Insomma, la barca è un mondo a sé.

Come potrei definire la mia prima notte in barca?
Strana, autentica, speciale.
Ho dormito in camera con la cara Vale che ha condiviso con me il suo sacco a pelo. E' stata lei a prepararmi il letto, a sistemare le lenzuola e le coperte più calde. Dopo aver poggiato la testa sui cuscini posti in fondo alla cabina, abbiamo capito che la logica del nostro letto forse non era del tutto corretta.  Dormire con la testa in fondo alla cabina regala la stessa sensazione che si dovrebbe provare in un minuscolo capsule hotel, con l'aggiunta del dondolio delle onde del mare.
E quindi, con l'aiuto di qualcuno più esperto, abbiamo capito che le nostre teste - e i cuscini - vanno invece posizionate dal lato opposto, quello più arieggiato dal lato della porta.
E finalmente siamo riuscite a spegnere la luce per provare ad addormentarci.
Ho fatto fatica a prendere sonno. Non capita tutti i giorni di trascorrere una notte cullati dal dolce dondolio del mare.
Avevo voglia di godermi quella sensazione, di fissarla nella mente e di provare a controllarla.
Nel frattempo sono riuscita a captare le sensazioni dei miei compagni - ancora svegli - nelle altre stanze, ho rimboccato le coperte sistemandole dolcemente su Valentina per non svegliarla e poi, pian piano, sono caduta tra le braccia di Morfeo.

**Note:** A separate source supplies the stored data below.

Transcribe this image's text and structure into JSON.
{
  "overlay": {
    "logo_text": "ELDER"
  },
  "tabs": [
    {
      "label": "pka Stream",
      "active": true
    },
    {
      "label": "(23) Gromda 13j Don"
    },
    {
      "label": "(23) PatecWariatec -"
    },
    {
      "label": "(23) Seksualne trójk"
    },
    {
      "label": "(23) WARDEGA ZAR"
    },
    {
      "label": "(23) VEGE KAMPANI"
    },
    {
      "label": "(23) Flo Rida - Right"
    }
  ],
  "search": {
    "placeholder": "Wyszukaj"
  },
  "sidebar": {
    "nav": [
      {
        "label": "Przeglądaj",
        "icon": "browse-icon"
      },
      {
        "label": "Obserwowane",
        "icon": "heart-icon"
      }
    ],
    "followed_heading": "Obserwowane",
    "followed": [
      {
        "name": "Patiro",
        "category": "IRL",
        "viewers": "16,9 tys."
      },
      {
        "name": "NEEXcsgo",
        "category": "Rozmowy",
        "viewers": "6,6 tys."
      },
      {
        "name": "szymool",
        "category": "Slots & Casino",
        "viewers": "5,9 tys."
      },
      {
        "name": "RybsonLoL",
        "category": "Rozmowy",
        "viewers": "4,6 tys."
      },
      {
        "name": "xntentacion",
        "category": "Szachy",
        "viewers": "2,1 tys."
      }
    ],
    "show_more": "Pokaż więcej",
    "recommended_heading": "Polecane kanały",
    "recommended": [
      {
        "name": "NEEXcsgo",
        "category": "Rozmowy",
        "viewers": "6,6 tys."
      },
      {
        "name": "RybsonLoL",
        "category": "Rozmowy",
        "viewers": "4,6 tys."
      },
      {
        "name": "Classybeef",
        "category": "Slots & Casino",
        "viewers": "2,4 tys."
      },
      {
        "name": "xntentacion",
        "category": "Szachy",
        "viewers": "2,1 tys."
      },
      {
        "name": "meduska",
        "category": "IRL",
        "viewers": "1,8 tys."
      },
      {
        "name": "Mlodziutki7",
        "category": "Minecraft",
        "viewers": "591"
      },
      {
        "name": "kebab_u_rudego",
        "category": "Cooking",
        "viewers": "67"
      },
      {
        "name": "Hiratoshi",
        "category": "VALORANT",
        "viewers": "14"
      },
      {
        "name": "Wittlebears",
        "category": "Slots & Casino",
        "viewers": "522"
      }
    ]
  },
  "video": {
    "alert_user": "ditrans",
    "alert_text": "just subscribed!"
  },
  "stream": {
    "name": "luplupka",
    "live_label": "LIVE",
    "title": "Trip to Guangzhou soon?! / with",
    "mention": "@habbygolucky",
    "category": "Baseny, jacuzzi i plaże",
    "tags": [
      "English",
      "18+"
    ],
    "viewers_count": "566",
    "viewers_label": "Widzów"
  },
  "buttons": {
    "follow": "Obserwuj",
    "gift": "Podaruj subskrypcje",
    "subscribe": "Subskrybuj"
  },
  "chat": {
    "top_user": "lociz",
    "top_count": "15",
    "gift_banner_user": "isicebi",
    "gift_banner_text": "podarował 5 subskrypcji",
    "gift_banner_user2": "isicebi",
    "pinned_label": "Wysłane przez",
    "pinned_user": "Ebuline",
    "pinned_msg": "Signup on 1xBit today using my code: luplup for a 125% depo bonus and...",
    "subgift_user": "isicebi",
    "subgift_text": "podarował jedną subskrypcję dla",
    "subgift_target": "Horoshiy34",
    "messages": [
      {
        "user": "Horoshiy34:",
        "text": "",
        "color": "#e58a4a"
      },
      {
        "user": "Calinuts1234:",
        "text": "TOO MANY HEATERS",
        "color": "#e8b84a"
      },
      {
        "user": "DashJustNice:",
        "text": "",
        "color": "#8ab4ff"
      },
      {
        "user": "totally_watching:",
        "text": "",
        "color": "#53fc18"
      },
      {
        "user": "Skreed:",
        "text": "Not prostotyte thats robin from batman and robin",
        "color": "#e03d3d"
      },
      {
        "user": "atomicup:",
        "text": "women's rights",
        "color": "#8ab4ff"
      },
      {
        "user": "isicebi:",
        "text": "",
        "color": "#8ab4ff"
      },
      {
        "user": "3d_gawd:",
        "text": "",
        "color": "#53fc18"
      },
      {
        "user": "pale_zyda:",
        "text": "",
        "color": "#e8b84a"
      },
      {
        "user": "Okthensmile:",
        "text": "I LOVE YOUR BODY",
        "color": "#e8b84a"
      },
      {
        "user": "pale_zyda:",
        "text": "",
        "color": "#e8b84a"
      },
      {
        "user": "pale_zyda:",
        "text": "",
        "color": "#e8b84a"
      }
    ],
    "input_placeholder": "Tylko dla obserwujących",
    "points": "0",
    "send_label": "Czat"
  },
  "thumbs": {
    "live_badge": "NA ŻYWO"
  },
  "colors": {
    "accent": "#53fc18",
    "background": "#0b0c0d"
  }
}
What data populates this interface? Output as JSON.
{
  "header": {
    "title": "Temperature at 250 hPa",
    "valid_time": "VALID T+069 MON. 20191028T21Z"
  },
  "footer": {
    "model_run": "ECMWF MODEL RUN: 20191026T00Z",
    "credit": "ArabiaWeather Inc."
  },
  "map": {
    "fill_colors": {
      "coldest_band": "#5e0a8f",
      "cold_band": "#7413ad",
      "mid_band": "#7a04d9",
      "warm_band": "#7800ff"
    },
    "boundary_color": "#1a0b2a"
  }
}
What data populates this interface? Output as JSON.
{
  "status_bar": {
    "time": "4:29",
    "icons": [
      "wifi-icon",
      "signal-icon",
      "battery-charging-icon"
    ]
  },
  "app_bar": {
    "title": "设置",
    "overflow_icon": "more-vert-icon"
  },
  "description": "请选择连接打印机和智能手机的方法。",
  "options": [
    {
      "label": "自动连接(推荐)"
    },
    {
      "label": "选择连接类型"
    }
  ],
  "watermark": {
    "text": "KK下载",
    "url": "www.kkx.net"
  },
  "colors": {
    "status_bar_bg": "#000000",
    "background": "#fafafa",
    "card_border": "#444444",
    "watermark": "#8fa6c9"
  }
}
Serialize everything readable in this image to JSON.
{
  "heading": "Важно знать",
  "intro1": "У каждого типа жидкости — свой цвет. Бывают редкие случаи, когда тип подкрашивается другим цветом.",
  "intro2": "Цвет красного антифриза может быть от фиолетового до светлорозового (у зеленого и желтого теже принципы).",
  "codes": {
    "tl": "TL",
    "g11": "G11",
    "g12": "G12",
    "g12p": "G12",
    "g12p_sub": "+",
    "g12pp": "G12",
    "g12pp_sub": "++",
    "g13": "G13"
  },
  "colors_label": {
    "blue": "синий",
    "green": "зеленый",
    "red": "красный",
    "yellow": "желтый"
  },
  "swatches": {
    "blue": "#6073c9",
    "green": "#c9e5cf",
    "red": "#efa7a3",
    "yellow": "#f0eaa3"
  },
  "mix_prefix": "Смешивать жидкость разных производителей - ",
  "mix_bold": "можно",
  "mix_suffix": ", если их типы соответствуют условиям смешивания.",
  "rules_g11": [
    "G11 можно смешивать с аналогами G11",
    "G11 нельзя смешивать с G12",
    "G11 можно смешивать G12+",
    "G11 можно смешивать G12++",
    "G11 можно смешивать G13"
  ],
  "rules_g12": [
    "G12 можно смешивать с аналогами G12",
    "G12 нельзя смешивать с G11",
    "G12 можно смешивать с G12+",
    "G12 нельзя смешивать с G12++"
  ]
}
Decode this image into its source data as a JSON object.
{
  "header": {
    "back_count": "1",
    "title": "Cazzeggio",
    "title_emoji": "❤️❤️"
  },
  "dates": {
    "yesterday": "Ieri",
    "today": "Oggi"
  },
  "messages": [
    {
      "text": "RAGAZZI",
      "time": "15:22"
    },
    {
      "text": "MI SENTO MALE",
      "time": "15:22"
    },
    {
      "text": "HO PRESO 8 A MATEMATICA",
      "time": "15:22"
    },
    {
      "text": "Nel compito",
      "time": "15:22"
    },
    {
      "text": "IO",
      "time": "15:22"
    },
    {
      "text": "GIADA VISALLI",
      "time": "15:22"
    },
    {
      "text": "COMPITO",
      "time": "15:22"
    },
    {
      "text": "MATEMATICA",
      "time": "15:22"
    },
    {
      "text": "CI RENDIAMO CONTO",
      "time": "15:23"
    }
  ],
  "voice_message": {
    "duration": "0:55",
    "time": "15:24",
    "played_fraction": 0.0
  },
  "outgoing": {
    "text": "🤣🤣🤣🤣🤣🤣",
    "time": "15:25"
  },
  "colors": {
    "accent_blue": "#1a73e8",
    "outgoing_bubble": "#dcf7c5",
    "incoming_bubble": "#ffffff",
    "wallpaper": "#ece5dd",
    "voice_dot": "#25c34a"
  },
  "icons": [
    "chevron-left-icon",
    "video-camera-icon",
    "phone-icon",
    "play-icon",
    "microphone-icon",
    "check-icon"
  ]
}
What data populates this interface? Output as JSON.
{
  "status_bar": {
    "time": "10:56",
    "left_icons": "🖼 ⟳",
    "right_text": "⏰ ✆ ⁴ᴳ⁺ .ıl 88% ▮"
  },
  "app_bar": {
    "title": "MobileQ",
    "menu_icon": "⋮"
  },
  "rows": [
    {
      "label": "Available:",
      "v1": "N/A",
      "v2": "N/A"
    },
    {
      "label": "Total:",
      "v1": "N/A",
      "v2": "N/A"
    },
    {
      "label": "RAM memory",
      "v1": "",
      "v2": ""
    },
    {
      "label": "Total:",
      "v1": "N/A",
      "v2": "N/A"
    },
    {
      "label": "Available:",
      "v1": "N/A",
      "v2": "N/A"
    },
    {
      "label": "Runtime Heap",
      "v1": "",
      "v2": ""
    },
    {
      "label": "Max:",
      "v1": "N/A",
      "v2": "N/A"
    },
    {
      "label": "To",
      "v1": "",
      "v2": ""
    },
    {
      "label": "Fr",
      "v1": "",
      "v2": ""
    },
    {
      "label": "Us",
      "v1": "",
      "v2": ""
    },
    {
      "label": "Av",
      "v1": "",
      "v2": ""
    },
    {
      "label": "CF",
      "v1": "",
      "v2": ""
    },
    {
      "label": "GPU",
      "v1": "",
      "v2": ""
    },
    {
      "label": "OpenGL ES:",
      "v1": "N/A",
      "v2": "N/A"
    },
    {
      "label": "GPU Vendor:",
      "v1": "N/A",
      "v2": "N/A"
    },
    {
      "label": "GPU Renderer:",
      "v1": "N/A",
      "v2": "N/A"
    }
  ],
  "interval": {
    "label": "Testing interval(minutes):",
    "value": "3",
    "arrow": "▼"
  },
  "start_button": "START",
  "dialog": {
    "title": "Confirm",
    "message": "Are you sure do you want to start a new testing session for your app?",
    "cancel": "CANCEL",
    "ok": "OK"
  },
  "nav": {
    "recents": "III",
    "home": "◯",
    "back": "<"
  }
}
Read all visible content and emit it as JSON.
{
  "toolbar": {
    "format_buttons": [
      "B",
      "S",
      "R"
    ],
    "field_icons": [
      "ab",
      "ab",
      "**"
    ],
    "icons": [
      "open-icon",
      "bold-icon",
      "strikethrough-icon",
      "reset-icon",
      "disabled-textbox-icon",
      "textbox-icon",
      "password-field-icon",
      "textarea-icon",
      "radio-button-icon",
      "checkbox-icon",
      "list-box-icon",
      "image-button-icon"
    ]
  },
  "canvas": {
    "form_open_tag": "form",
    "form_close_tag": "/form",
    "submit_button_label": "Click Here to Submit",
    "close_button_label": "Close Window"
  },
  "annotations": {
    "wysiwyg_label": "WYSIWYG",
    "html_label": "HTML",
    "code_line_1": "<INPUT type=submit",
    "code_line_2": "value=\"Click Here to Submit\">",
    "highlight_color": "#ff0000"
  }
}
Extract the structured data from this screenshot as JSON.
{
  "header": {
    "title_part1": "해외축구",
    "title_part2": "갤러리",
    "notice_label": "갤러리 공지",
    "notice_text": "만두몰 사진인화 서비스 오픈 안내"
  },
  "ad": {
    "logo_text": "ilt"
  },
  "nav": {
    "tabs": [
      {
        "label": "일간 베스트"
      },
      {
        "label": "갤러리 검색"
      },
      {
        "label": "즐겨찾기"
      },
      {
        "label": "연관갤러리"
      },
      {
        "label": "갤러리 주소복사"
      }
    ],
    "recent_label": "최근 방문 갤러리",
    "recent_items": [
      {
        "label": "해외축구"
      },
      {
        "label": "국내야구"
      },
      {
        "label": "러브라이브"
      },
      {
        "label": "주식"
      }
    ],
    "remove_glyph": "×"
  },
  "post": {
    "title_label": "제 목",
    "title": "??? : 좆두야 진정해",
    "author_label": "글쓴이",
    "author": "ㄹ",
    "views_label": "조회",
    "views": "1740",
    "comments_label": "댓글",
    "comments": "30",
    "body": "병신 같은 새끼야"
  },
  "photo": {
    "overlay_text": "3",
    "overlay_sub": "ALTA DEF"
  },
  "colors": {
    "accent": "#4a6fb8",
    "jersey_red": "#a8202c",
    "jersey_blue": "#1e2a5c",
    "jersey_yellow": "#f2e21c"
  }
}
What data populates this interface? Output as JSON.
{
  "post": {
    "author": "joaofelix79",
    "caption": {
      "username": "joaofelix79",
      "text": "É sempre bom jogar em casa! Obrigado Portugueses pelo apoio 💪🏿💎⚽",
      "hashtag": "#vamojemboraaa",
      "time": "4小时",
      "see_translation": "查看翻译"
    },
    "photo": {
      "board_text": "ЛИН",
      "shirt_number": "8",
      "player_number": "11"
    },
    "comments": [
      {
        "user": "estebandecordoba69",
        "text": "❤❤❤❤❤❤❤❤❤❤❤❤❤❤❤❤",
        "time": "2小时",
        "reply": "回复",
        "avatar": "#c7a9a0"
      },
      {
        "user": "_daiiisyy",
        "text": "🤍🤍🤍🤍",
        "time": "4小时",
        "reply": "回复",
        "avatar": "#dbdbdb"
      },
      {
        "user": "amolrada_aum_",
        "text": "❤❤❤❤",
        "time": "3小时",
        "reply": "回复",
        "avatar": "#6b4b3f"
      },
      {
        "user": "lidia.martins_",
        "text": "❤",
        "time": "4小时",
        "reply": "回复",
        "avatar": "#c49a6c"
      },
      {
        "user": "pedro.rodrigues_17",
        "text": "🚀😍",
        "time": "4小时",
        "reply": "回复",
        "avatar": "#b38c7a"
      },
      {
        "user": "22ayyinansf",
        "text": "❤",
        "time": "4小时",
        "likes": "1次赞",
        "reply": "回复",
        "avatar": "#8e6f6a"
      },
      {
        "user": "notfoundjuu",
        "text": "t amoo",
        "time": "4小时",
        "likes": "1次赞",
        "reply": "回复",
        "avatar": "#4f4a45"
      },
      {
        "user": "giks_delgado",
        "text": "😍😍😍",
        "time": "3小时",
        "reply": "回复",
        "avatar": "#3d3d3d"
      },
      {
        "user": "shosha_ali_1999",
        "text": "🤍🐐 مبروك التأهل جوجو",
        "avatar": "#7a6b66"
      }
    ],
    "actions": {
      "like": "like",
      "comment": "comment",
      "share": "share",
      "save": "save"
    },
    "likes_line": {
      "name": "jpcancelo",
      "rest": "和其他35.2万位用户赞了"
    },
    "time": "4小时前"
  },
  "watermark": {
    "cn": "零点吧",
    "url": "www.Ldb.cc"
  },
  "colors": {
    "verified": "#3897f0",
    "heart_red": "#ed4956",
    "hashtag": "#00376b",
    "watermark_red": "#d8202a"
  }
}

Il mattino ci ha accolto con questa vista mozzafiato: Piazza San Marco.
Abbiamo fatto colazione tutti assieme tra gocciole, caffè, risate, opinioni e sensazioni sulla notte appena trascorsa.

La barca è un mondo a sé.
Riesce ad amalgamare personalità differenti (alcune delle quali si conoscono a malapena), è il leitmotiv che lega indissolubilmente un passeggero all'altro, come una grande famiglia.
La barca è un microcosmo che unisce.

Dopo la colazione, guidati dal nostro skipper Giorgio, siamo partiti per un giro della Laguna Nord passando da Piazza San Marco per poi giungere all'isola della Certosa. Con il vento nelle vele.
Nonostante il freddo e l'aria frizzante, non potevo perdermi l'ebbrezza che si prova a prua.
Da un lato Venezia, che come un'algida modella sfila con orgoglio davanti ai nostri occhi, dall'altro l'immensità della laguna.
Dopo aver fiancheggiato le prime isole, ci siamo cimentati tra cime e vele. Abbiamo capito che vivere la barca non significa starsene con le mani in mano ad osservare il paesaggio, ma contribuire alla navigazione. Abbiamo imparato quindi a virare a destra e a sinistra.


Il nostro giro in barca termina all'isola della Certosa.
A soli dieci minuti da Venezia, questa isola è un'ottima soluzione per coloro che preferiscono soggiornare in un luogo incastonato nella natura. Un posto avvolto dal mare e ricoperto di verde. Una vegetazione particolare grazie alla presenza di un terreno lagunare.
Qui Vento di Venezia ci ha accolto con un pranzo indimenticabile a base di pesce.

Il mare per me è linfa vitale.
Forse è anche merito della mia città se il mare mi scorre nelle vene.
Mi regala un'inebriante sensazione di libertà che mi tiene viva.
E a vele spiegate è ancora meglio!

Il mio grazie va a Bluewago e a tutti i ragazzi che mi hanno accompagnato in questa avventura e hanno sperimentato con me la prima notte in barca a vela!